The High Court of Justice in Israel is weighing the question of who sits where on public buses.
The dispute centers on routes that run through traditional haredi neighborhoods, where men sit in the front and women in the back.
The court set a Dec. 27 deadline for the Transport Minister Yisrael Katz of the center-right Likud party to present a position on gendersegregated seating.
Last month, the US-based New Israel Fund launched a "Say no to the back of the bus," campaign, urging people to call, fax or email Katz and ask him to reject public buses with segregated seating. Last week a New Israel Fund spokesperson said close to 250 people had told the New Israel Fund that they had contacted Katz.
A special committee of the Ministry of Transport in October recommended a year-long trial in which men could continue to enter and sit in the front, while women could enter and sit in the back. Passengers, however, would not be required to abide by the segregated seating. The driver would have to step in to prevent coercion.
The committee was set up following a petition by the Israel Religious Action Center of the Israel Movement for Progressive Judaism (which is supported by the New Israel Fund), and several women including novelist Naomi Ragen, who said she was harassed for sitting in the front of a bus.
A decade ago, the haredi community asked Egged, a cooperative bus company subsidized by the government, to provide gender segregated lines in their neighborhoods, according to the New Israel Fund. More than 55 of these lines were operating by early 2009. Women who sit in the front of the bus have reported being verbally and sometimes even physically threatened.
The New Israel Fund gives money to organizations in Israel that focus on women's rights, religious pluralism and civil rights.
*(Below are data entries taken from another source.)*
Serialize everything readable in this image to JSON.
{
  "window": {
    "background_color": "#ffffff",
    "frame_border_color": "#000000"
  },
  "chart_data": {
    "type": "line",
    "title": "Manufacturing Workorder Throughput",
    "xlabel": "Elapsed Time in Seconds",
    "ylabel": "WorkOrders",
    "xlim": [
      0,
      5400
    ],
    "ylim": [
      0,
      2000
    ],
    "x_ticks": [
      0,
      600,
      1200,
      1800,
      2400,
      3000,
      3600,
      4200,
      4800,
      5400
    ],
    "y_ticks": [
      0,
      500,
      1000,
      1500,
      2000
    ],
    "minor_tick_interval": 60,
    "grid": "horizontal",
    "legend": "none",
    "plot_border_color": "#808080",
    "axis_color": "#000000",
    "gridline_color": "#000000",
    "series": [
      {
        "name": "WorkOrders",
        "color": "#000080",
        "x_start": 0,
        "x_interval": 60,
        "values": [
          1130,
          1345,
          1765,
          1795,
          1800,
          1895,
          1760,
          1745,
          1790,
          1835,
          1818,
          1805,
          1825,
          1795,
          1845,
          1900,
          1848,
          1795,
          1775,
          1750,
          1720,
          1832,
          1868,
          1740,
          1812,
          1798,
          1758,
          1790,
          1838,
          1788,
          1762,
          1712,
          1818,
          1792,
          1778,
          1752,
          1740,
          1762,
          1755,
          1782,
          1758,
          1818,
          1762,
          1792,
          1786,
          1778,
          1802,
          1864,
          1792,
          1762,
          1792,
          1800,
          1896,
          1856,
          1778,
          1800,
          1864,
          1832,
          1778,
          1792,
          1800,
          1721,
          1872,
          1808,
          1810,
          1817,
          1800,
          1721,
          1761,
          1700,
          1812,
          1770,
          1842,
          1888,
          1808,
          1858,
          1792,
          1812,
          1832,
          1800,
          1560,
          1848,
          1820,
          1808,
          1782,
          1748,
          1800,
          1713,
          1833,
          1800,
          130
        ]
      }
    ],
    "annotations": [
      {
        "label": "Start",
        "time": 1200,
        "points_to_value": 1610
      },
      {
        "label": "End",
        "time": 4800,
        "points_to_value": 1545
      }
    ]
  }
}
They were looking for an issue "that would resonate with Americans who care about civil rights," said Monica Rosner Brettler, New England regional director.
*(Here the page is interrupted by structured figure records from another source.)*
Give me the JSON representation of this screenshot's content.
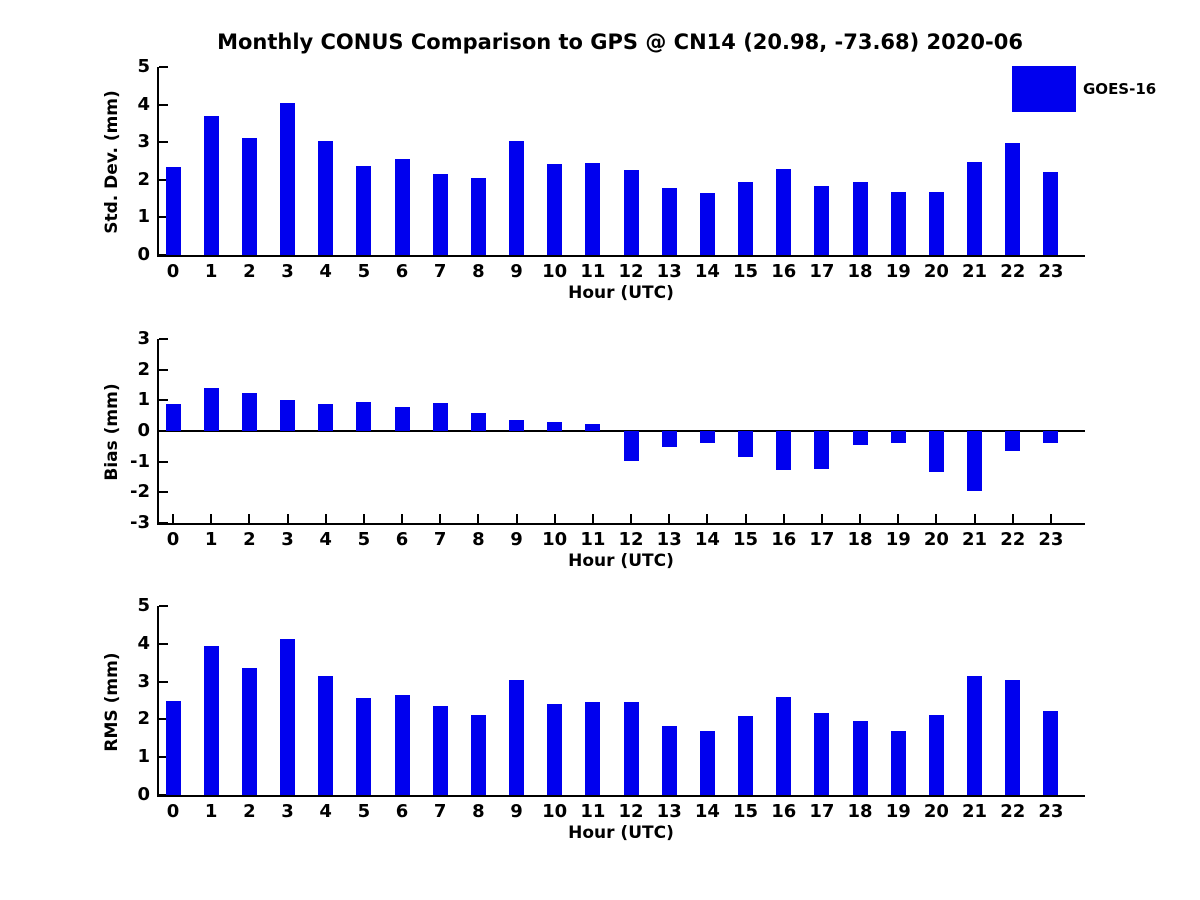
{
  "figure": {
    "title": "Monthly CONUS Comparison to GPS @ CN14 (20.98, -73.68) 2020-06",
    "background_color": "#ffffff",
    "text_color": "#000000",
    "bar_color": "#0000ee",
    "legend": {
      "label": "GOES-16",
      "swatch_color": "#0000ee",
      "position": "top-right"
    }
  },
  "chart_data": [
    {
      "type": "bar",
      "name": "std-dev-by-hour",
      "ylabel": "Std. Dev. (mm)",
      "xlabel": "Hour (UTC)",
      "legend_label": "GOES-16",
      "grid": false,
      "categories": [
        "0",
        "1",
        "2",
        "3",
        "4",
        "5",
        "6",
        "7",
        "8",
        "9",
        "10",
        "11",
        "12",
        "13",
        "14",
        "15",
        "16",
        "17",
        "18",
        "19",
        "20",
        "21",
        "22",
        "23"
      ],
      "values": [
        2.33,
        3.7,
        3.12,
        4.03,
        3.03,
        2.38,
        2.54,
        2.15,
        2.04,
        3.04,
        2.41,
        2.46,
        2.27,
        1.78,
        1.65,
        1.93,
        2.3,
        1.84,
        1.93,
        1.67,
        1.68,
        2.47,
        2.98,
        2.2
      ],
      "ylim": [
        0,
        5
      ],
      "yticks": [
        0,
        1,
        2,
        3,
        4,
        5
      ],
      "zero_line": false
    },
    {
      "type": "bar",
      "name": "bias-by-hour",
      "ylabel": "Bias (mm)",
      "xlabel": "Hour (UTC)",
      "legend_label": "GOES-16",
      "grid": false,
      "categories": [
        "0",
        "1",
        "2",
        "3",
        "4",
        "5",
        "6",
        "7",
        "8",
        "9",
        "10",
        "11",
        "12",
        "13",
        "14",
        "15",
        "16",
        "17",
        "18",
        "19",
        "20",
        "21",
        "22",
        "23"
      ],
      "values": [
        0.87,
        1.4,
        1.25,
        1.0,
        0.88,
        0.94,
        0.78,
        0.92,
        0.6,
        0.37,
        0.3,
        0.22,
        -0.97,
        -0.52,
        -0.4,
        -0.86,
        -1.26,
        -1.23,
        -0.46,
        -0.4,
        -1.34,
        -1.97,
        -0.66,
        -0.38
      ],
      "ylim": [
        -3,
        3
      ],
      "yticks": [
        3,
        2,
        1,
        0,
        -1,
        -2,
        -3
      ],
      "zero_line": true
    },
    {
      "type": "bar",
      "name": "rms-by-hour",
      "ylabel": "RMS (mm)",
      "xlabel": "Hour (UTC)",
      "legend_label": "GOES-16",
      "grid": false,
      "categories": [
        "0",
        "1",
        "2",
        "3",
        "4",
        "5",
        "6",
        "7",
        "8",
        "9",
        "10",
        "11",
        "12",
        "13",
        "14",
        "15",
        "16",
        "17",
        "18",
        "19",
        "20",
        "21",
        "22",
        "23"
      ],
      "values": [
        2.49,
        3.95,
        3.35,
        4.14,
        3.14,
        2.57,
        2.64,
        2.36,
        2.12,
        3.04,
        2.41,
        2.46,
        2.46,
        1.83,
        1.68,
        2.09,
        2.59,
        2.17,
        1.96,
        1.7,
        2.12,
        3.14,
        3.04,
        2.23
      ],
      "ylim": [
        0,
        5
      ],
      "yticks": [
        0,
        1,
        2,
        3,
        4,
        5
      ],
      "zero_line": false
    }
  ]
}
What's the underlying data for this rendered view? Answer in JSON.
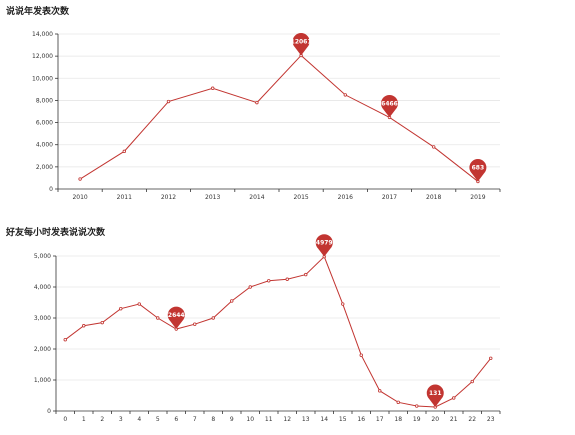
{
  "chart_data": [
    {
      "type": "line",
      "title": "说说年发表次数",
      "x": [
        "2010",
        "2011",
        "2012",
        "2013",
        "2014",
        "2015",
        "2016",
        "2017",
        "2018",
        "2019"
      ],
      "values": [
        900,
        3400,
        7900,
        9100,
        7800,
        12061,
        8500,
        6466,
        3800,
        683
      ],
      "ylim": [
        0,
        14000
      ],
      "yticks": [
        "0",
        "2,000",
        "4,000",
        "6,000",
        "8,000",
        "10,000",
        "12,000",
        "14,000"
      ],
      "markers": [
        {
          "index": 5,
          "label": "12061"
        },
        {
          "index": 7,
          "label": "6466"
        },
        {
          "index": 9,
          "label": "683"
        }
      ],
      "line_color": "#c23531",
      "grid": true
    },
    {
      "type": "line",
      "title": "好友每小时发表说说次数",
      "x": [
        "0",
        "1",
        "2",
        "3",
        "4",
        "5",
        "6",
        "7",
        "8",
        "9",
        "10",
        "11",
        "12",
        "13",
        "14",
        "15",
        "16",
        "17",
        "18",
        "19",
        "20",
        "21",
        "22",
        "23"
      ],
      "values": [
        2300,
        2750,
        2850,
        3300,
        3450,
        3000,
        2644,
        2800,
        3000,
        3550,
        4000,
        4200,
        4250,
        4400,
        4979,
        3450,
        1800,
        650,
        280,
        160,
        131,
        420,
        950,
        1700
      ],
      "ylim": [
        0,
        5000
      ],
      "yticks": [
        "0",
        "1,000",
        "2,000",
        "3,000",
        "4,000",
        "5,000"
      ],
      "markers": [
        {
          "index": 6,
          "label": "2644"
        },
        {
          "index": 14,
          "label": "4979"
        },
        {
          "index": 20,
          "label": "131"
        }
      ],
      "line_color": "#c23531",
      "grid": true
    }
  ]
}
"When we go to Israel as Americans, we tend to stigmatize the ultra-Orthodox as 'other' and don't realize the deference paid to their desires affects the average person on the street," she said.
Naomi Paiss, communications director for the New Israel Fund, said if haredim want gender-segregated buses, then they should fund their own.
She added, "I'm sure not going to tell some Israeli what to do about a zoning dispute in Rehovot, but when Orthodox rabbis…attempt to legislate gender segregation, it's something we have to be concerned about."
Rabbi Moshe Waldoks of Temple Beth Zion in Brookline forwarded a letter to congregants from Daniel Sokatch, CEO of the New Israel Fund, asking people to email the Israeli transportation minister to tell him "women do not belong in the back of the bus."
In an email to The Jewish Advocate,
Waldoks wrote that the segregation of buses in Israel will "sharpen and expand the already bitter divide between observant and nonobservant Jews in Israel."
"What is usually the case in these issues whether it be in Saudi Arabia or within the haredi precincts of Jerusalem and elsewhere in Israel, it is not a women's issue, but rather a men's issue. Are men so weak willed that sitting next to a woman will drive them to immorality?" he wrote.
But many Orthodox women say the buses that separate people according to gender are better for women, too. Rebbetzin Chanie Krinsky of the Chabad Jewish Center in Needham said she has traveled on buses in the Orthodox community in Monsey, N.Y., where women sit on the right and men on the left. When the men pray, a curtain is pulled down the aisle.
"If you're going with your husband, it's inconvenient, but when you're going on the bus and you don't know anyone, it's easier to sit near a woman," she said.
She said it is more difficult on a bus with mixed seating to observe halacha, which mandates that Orthodox individuals not have intentional physical contact with a member of the opposite sex who is not a family member.
Still, for Americans, it's hard not to think of Rosa Parks. Nancy Kaufman, executive director of the Jewish Community Relations Council, said "I think the symbolic nature of women in the back of the bus is not a good image either for Israel or for any of us."
Gender-segregated buses, she said, "would be a setback for the rights of women in Israel, be they Orthodox or Reform or secular."